Labour could have gone down a different path - one signposted by the likes of Jeremy Corbyn in Britain and Bernie Sanders in the United States. It could be advocating polices that swing the levers of economic and political power back toward ordinary people, rather than ensuring that they remain in the grip of the business sector. They are the kind of polices that have revived Labour's fortunes in the UK and have Bernie Sanders threatening to upset Hilary Clinton's bid to become the Democrat's presidential candidate.

But we know what Labour thinks. After Jeremy Corbyn was elected leader, Grant Robertson was quick to dispel any notion that New Zealand Labour would be going down Corbyn's path. According to Robertson, polices that might be 'suitable' for the UK may not be 'appropriate' for New Zealand'.

Needless to say, this is a totally fatuous argument. But it looks like Labour is determined to remain loyal to the extremism of centre and which has seen it lose three elections in a row.
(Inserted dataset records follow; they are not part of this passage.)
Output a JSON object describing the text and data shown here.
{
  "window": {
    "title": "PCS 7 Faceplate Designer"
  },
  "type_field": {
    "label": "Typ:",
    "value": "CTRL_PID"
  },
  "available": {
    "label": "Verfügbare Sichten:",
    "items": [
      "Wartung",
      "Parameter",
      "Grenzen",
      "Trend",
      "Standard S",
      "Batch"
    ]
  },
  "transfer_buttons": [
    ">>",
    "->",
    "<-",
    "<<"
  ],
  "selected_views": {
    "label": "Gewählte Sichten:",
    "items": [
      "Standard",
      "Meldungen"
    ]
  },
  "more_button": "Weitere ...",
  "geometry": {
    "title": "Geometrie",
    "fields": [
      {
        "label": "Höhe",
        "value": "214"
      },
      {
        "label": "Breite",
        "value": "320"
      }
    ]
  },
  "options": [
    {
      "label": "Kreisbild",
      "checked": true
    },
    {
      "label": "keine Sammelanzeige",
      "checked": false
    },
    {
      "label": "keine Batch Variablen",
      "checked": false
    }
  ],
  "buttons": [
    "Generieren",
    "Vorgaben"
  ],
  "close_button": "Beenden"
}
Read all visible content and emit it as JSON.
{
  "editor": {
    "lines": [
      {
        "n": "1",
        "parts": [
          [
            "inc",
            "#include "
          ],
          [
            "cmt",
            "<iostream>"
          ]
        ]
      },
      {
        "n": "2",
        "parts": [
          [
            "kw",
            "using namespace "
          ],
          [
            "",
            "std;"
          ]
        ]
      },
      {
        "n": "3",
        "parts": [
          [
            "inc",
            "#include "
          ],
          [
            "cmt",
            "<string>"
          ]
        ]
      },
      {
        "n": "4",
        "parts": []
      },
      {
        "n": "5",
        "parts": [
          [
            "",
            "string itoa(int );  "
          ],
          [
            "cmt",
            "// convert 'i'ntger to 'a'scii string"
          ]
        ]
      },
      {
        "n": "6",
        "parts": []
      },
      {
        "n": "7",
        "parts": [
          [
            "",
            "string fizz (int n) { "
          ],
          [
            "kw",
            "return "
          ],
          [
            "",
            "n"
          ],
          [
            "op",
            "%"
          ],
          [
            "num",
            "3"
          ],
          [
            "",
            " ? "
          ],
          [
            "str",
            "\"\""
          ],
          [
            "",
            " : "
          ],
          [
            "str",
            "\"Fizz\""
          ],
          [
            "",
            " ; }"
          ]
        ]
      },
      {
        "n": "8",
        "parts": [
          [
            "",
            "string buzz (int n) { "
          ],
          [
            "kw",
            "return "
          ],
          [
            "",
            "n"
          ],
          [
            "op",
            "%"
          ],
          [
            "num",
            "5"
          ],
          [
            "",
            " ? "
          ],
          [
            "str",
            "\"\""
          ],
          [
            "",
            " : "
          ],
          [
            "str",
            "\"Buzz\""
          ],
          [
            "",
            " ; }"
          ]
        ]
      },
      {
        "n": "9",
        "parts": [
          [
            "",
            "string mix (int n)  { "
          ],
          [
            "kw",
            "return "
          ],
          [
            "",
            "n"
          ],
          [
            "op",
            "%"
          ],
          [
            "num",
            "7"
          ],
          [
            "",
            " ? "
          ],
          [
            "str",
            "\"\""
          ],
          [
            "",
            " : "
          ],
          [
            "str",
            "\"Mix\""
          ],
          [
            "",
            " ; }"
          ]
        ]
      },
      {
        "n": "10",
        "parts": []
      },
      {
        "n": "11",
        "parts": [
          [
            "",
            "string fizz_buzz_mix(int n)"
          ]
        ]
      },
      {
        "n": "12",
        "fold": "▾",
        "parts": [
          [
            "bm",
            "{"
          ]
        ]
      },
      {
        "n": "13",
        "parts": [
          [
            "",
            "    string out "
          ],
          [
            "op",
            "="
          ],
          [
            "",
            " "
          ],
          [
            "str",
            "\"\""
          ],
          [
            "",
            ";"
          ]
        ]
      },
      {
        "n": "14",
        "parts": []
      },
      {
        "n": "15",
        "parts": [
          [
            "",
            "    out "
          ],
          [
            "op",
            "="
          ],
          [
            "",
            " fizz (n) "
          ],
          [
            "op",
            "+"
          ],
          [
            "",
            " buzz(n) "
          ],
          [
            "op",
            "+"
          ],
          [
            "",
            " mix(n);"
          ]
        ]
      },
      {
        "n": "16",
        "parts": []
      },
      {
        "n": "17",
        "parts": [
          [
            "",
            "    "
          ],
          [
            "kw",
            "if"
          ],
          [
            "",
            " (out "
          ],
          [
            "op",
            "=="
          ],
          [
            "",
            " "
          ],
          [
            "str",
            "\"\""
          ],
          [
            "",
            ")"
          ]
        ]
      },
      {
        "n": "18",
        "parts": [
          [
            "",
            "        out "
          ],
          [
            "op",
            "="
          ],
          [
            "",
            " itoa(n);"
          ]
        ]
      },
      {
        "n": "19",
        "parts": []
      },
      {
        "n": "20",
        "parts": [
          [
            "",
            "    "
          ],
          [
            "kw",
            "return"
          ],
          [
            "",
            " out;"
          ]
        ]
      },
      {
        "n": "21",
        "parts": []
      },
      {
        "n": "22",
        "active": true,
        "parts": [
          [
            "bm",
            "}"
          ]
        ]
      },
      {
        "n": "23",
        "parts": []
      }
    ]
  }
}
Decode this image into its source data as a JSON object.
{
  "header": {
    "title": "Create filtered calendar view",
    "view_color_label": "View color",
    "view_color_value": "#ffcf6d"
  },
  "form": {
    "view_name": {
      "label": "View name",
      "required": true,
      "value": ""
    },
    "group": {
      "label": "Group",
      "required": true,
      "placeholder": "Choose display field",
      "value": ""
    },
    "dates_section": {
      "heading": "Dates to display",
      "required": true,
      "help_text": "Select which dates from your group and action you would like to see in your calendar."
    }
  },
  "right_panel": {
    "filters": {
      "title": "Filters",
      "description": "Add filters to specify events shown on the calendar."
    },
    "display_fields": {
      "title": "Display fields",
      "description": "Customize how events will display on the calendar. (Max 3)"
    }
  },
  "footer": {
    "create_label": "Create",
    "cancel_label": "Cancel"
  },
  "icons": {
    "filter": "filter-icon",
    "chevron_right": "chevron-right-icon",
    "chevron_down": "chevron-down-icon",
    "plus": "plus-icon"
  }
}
They can try to wrap it up differently, but the message remains the same.

A few days ago the noted American Marxist Ellen Mieksins Wood passed away. To conclude, I'd like to quote her:

Capitalism will also always restrict the scope of democracy. It can never permit a truly democratic society where there are no oppressed and oppressing classes; where “accumulated labour is but a means to widen, to enrich, to promote the existence of the labourer” and not just to enhance capitalist profit; where reproduction, child care, and relations between the sexes are not deformed by capitalist imperatives; where no nation oppresses another; where culture is free of distortion by the market; and so on. As long as we live under capitalism, we will live in a society where the needs and actions of undemocratic and unaccountable capitalist enterprises, both by the direct exercise of class power and through the “market,” shape our social and natural environment and determine the conditions of life for every living being that comes within their global orbit.

Now more than ever it should be obvious, as it was to Marx and Engels, that a society driven by the imperatives of capital accumulation has to give way to a more humane and democratic social order. For such a transformation to take place, the main moving force will still have to be class struggle.